El mercado financiero comenzó a calibrar el impacto del nuevo régimen cambiario que entrará en vigencia en 2026, donde las bandas de flotación del dólar oficial se ajustarán según la inflación y dejarán atrás el esquema fijo de actualización mensual. Bajo este sistema, el Índice de Precios al Consumidor (IPC) será la variable central para definir el techo del tipo de cambio.
De acuerdo a un informe de la consultora GMA Capital, basado en proyecciones del Banco Central y del Relevamiento de Expectativas de Mercado (REM), se plantean tres escenarios posibles.

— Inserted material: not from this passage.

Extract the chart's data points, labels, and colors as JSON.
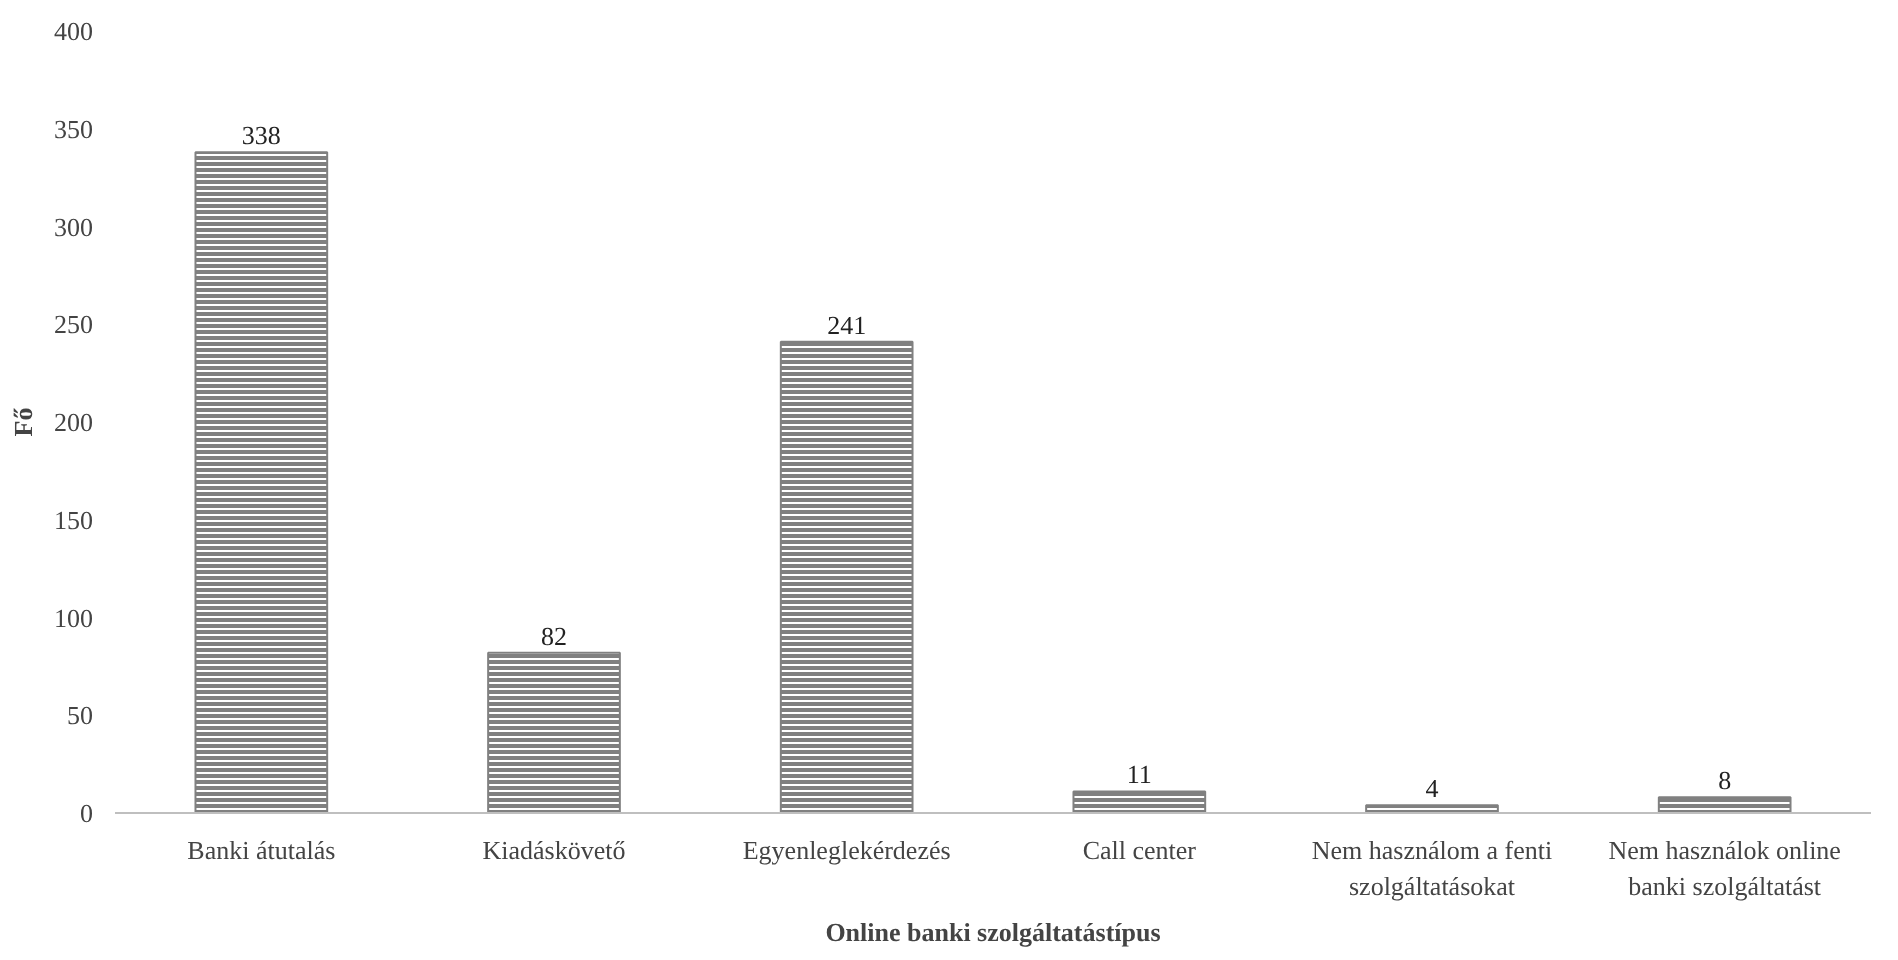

En el escenario base, con una inflación cercana al 24%, la banda superior del dólar comenzaría enero en $1.565, superaría los $1.700 a mitad de año y cerraría 2026 alrededor de los $1.915.
En un escenario más pesimista, con una desinflación más lenta y una inflación en torno al 30%, el techo del dólar oficial podría acercarse a los $2.000 hacia fines del año. En cambio, si la inflación lograra bajar con mayor rapidez y se ubicara cerca del 19%, el límite cambiario sería menor y finalizaría 2026 en aproximadamente $1.843.
El informe también remarca la diferencia con el esquema anterior de ajuste del 1% mensual. Bajo ese sistema, el techo de la banda habría llegado a $1.720 a fines de 2026, casi $200 menos que en el escenario base del nuevo régimen. La conclusión de los analistas es contundente: sin una desinflación más acelerada, el dólar oficial seguirá corriendo hacia valores cada vez más altos.